How do we modify this to use the appropriate PyTorch lightning directives instead?
For all_gather with support for backward/gradients, you can use
self.all_gather(..., sync_grads=True)
in the LightningModule directly.
This should be equivalent to the old (and today unneeded) FullGatherLayer. Back then, this wasn’t readily availabe in PyTorch, hence the special class. Could you give this a try?
PS: In 2022, I also converted vicreg to Lightning. If you want, I can invite you to the private repo if you share your GH username with me.
Re. world size being set correctly: ? Well, all other aspects of training work ok. We (@harmonai_org) have been using the recommended Lightning SLURM setup since…last August?.. Just never had to manually do our own gather/reduce until now.
Re. the self.all_gather(..., sync_grads=True): it was the self part that was giving the Python recursion errors.

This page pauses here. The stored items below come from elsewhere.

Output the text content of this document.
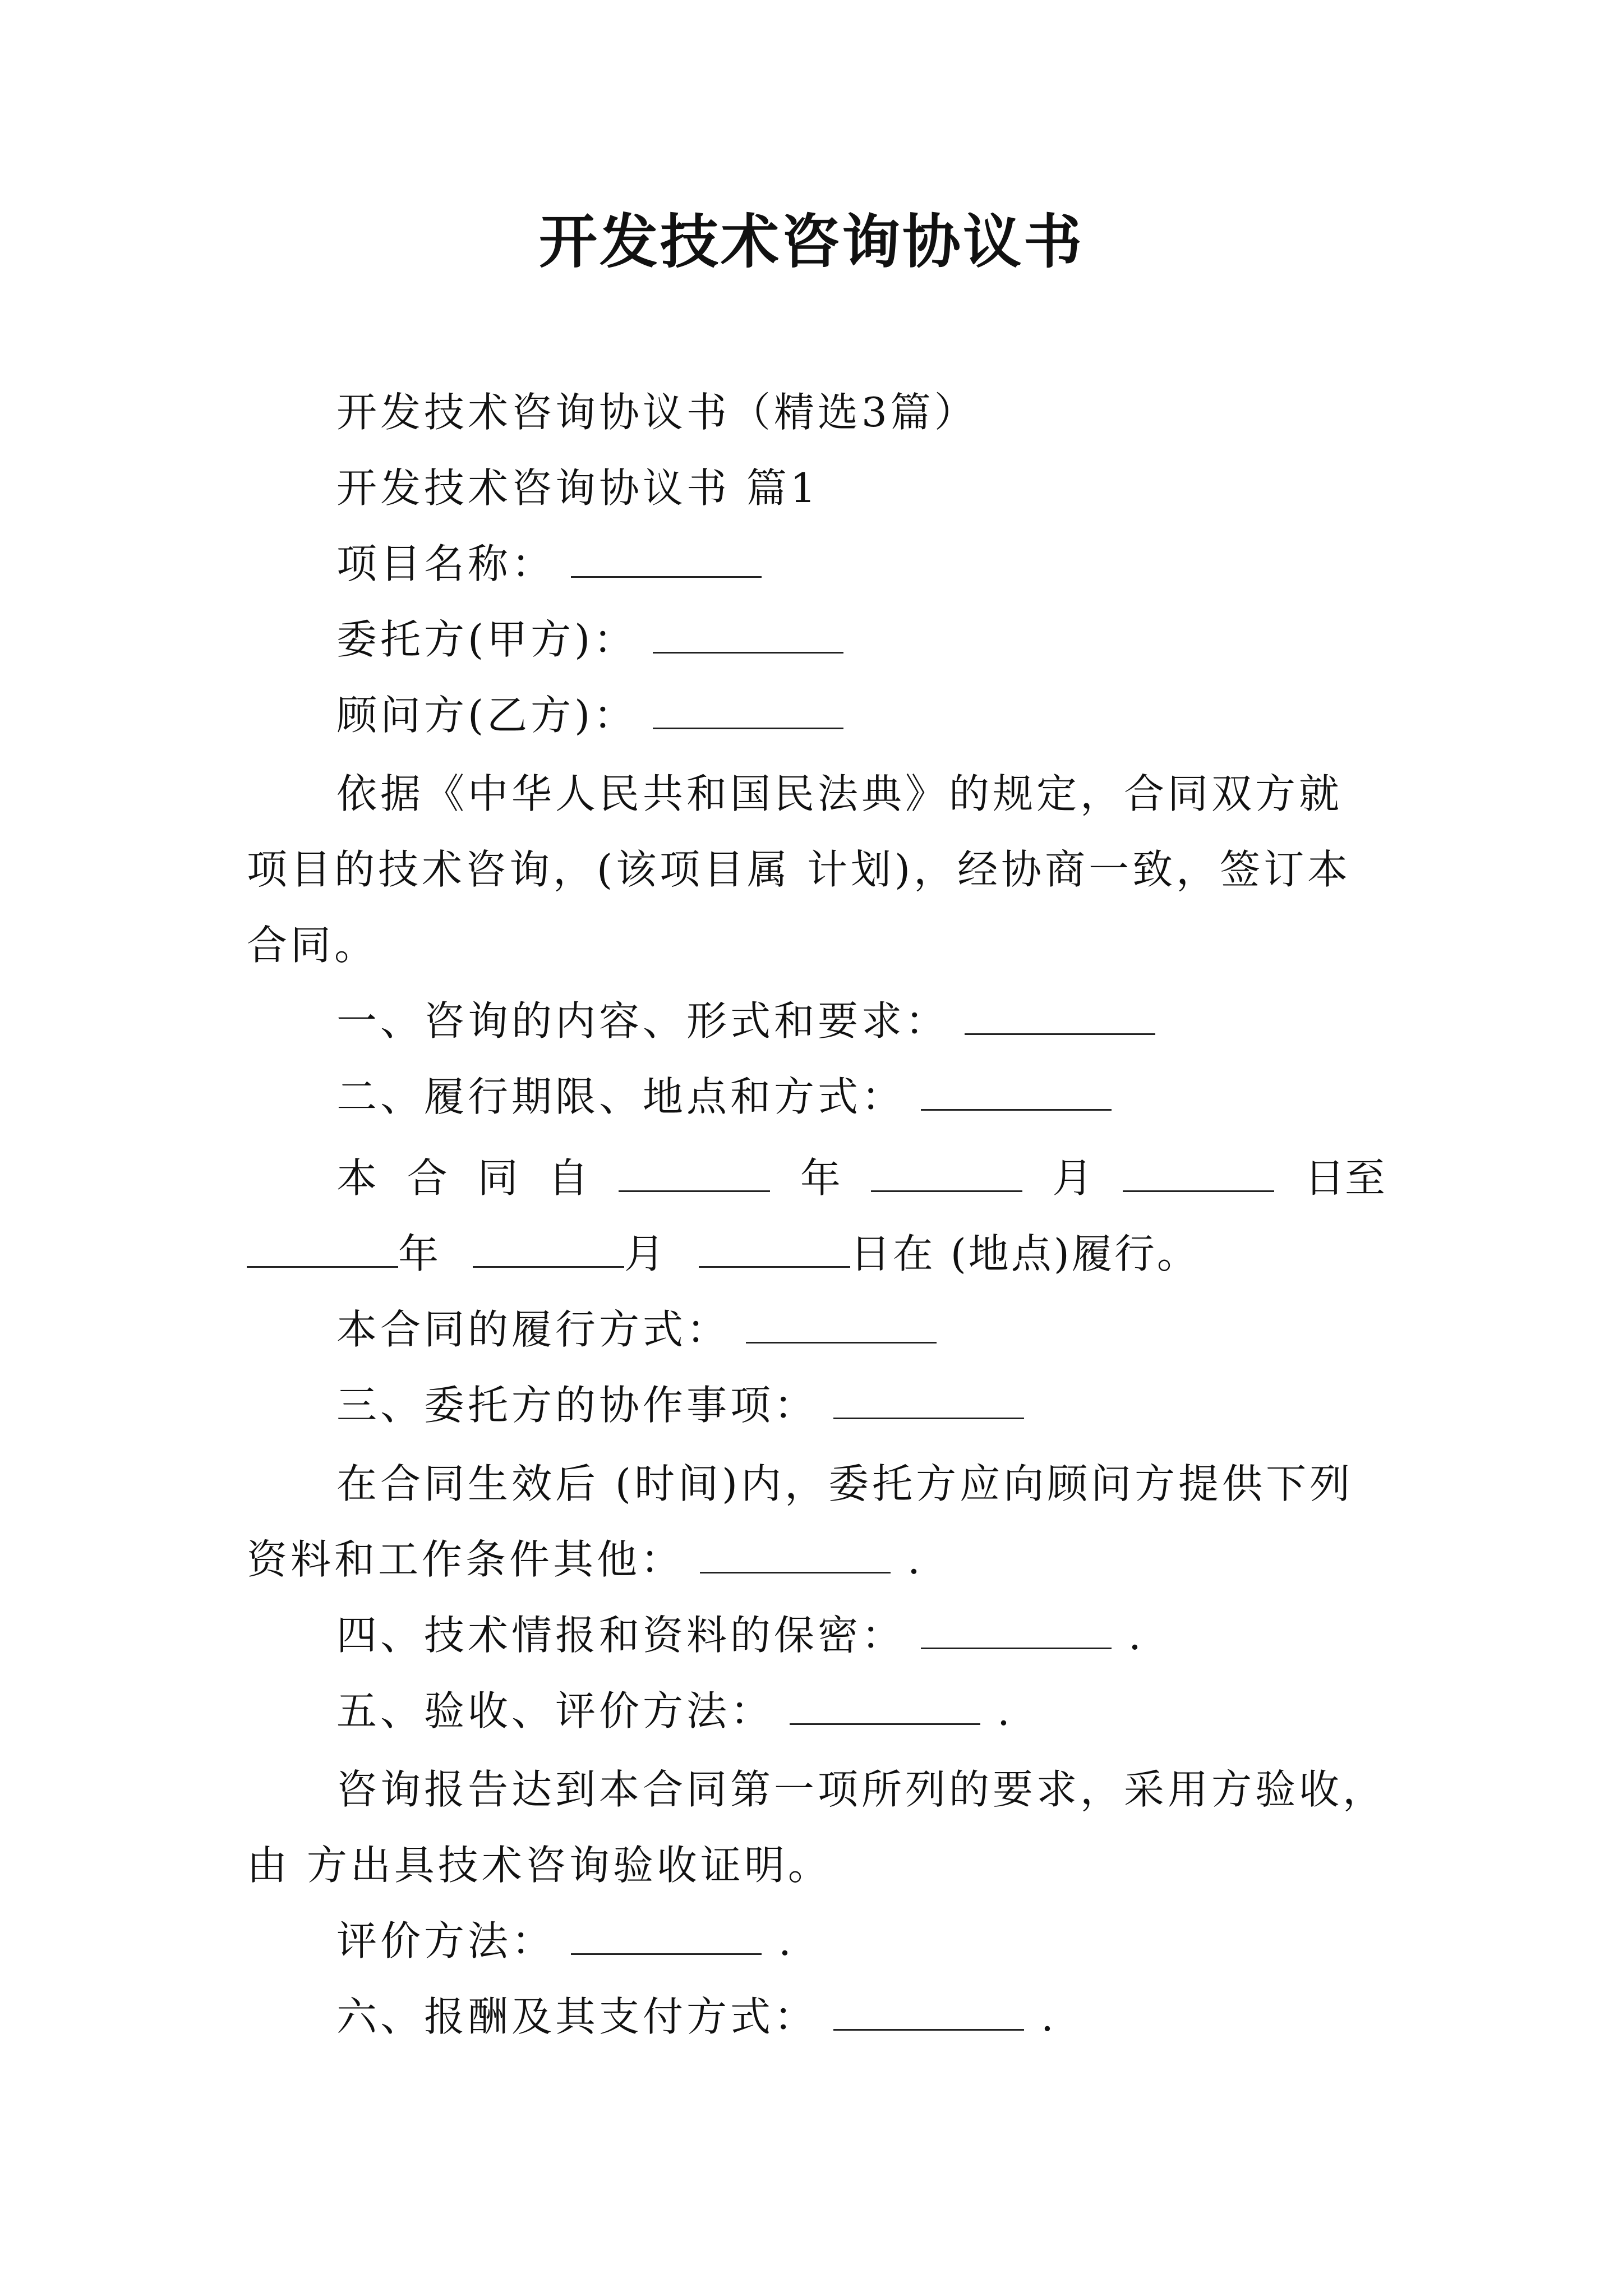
开发技术咨询协议书
开发技术咨询协议书（精选3篇）
开发技术咨询协议书 篇1
项目名称：
委托方(甲方)：
顾问方(乙方)：
依据《中华人民共和国民法典》的规定，合同双方就
项目的技术咨询，(该项目属 计划)，经协商一致，签订本
合同。
一、咨询的内容、形式和要求：
二、履行期限、地点和方式：
本 合 同 自	年	月	日至
年	月	日在 (地点)履行。
本合同的履行方式：
三、委托方的协作事项：
在合同生效后 (时间)内，委托方应向顾问方提供下列
资料和工作条件其他：	.
四、技术情报和资料的保密：	.
五、验收、评价方法：	.
咨询报告达到本合同第一项所列的要求，采用方验收，
由 方出具技术咨询验收证明。
评价方法：	.
六、报酬及其支付方式：	.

YES I would LOVE to see your VICReg implementation! Thanks. GitHub username is @drscotthawley
Re. the self.all_gather(..., sync_grads=True) : it was the self part that was giving the Python recursion errors.
That’s interesting and weird. I’ve never seen this. Can I see how this can be reproduced? Do you have anything you could share to run to debug? And maybe the full error with stack trace would be useful too.
–
I invited you to my repo with the old code. I’m not sure how useful it is, it’s been a long time and maybe it’s too outdated (it also doesn’t use self.all_gather). I only produced it for a quick demo and it might be missing some parts.
Here is the file with the LightningModule implementation: https://github.com/awaelchli/vicreg-lightning/blob/convert-to-lightning/main.py
This may be due to to an SBATCH script error regarding the number of tasks per node. A little more work on my end may produce a solution. Will update later.
I am also working on self-supervised learning task that requires constructing a similarity matrix (with dimensions (batch_size, batch_size) before computing the loss value, but I want to concatenate the embeddings among the multiple GPUs before constructing the similarity matrix and then computing the loss value. This similarity matrix should have dimensions (num_gpus * batch_size, num_gpus * batch_size).
Since I am using pytorch lightning for data-distribution parallelism, how were you able to implement the FullyGatherLayer in the training_step hook? Is your publicly-readable example available, and if so, may you share the link with me?
Is possible for me to see the private repo implementation of VICReg? I am working on Self-supervised learning and want to put together a training procedure for multiple GPUs as well.